Professor Theresa Glennon often poses this question to students who are trying to figure out what sort of law practice to pursue: “when you open the newspaper, what stories do you read?” Her theory is that the answer can tell students a lot about what topics engage them on a personal level. The corollary, of course, is that their personal interests are as important to the analysis as factors such as what’s considered “marketable” or “hot” – perhaps even more. “What are you really drawn to?” she presses. “It’s important, because in order to be an effective and satisfied lawyer, you need to spend a lot of time thinking about the topics relevant to your chosen field.”
Professor Glennon’s own personal interests rest at the crossroads of law, psychology, and sociology. After graduating from Yale Law School and clerking for a federal district court judge, Glennon joined the Education Law Center in Philadelphia, where she represented children before courts and administrative agencies in order to secure their rights in public education and social services programs. She came to Temple Law in 1993 after teaching in a legal theory and practice program at the University of Maryland School of Law. Here at Temple, Professor Glennon’s primary academic focus is family law, which she sees as “a natural extension of my education law work.
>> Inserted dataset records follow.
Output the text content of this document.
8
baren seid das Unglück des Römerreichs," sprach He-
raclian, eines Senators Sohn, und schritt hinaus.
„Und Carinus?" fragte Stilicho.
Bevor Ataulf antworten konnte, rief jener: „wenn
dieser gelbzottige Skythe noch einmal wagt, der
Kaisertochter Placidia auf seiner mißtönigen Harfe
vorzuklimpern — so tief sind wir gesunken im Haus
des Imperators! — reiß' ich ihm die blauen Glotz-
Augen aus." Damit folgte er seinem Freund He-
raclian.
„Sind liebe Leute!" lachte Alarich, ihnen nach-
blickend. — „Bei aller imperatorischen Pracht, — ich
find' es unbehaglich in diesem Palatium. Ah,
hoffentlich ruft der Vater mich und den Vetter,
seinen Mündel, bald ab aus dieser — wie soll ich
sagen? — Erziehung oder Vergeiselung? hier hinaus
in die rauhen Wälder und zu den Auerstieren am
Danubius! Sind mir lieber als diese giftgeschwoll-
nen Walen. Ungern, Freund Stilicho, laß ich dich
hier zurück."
Both are about protecting the rights of children.” It’s not an easy field, Glennon admits – but that’s exactly why she finds it so appealing. “In family law, and in education law to some extent, there are no easy, right answers. It’s always complicated, always messy, and it involves the most profound aspects of people’s lives. Family law in particular touches everybody at some point, and that’s part of why it’s such a rich area for academic thought.”
In the classroom, Glennon tries to expose students to the complexities of real-world practice. In addition to role-playing and other simulation exercises, she invites area lawyers to speak to the class about particular facets of their practice. If a Temple graduate is working in an area of interest to a current student, she tries to make an introduction so that the current student can get a feel for what the practice is really like. Glennon does this, in part, because she is aware that “for many Temple students, law school is their first exposure to the legal world. They don’t have lawyers in their families to offer this kind of support, and I really enjoy being in a position to offer it instead.”
Of course, Temple faculty have more than teaching in the classroom and mentoring students on their professional plates. Faculty scholarship is a very high priority at Temple Law, and for professors like Theresa Glennon the challenge is a welcome one. “I’m most drawn to legal problems in which someone’s needs or concerns aren’t being included in the analysis – usually someone vulnerable or unable to speak for themselves.” This theme runs through Glennon’s education law research as well as her family law research, and has taken her into territory that borders both scientific and legal frontiers. Her research on paternity law, for example, examines the impact that DNA testing has had on the legal determination of fatherhood and on the children at the heart of such battles. And her work on assisted reproductive technology explores the uncharted ethical waters where the interests of intended parents and their potential children may not always be in harmony.
This emphasis on making sure that everyone’s voice gets heard carries over into Glennon’s pro bono and professional association work as well. In addition to her teaching, scholarship, and mentoring responsibilities, Professor Glennon finds time to volunteer for the Good Shepherd Mediation Program in northwest Philadelphia. There, she has the opportunity to mediate child custody matters for low-income families in transition. She is active in the Association of American Law Schools, where she is an officer of the Family Law Section, and in the Philadelphia and Pennsylvania Bar Associations. She is also a member of an Institutional Review Board, which protects the rights of human subjects of research in research involving children.
At the heart of every endeavor lies one core belief: that as a society we have a duty to protect the interests of those who cannot do it themselves. Only by acting in their best interests can we ensure that the future inherited by coming generations – of children, of lawyers, and of community members – will be as rich as Professor Theresa Glennon knows it can be.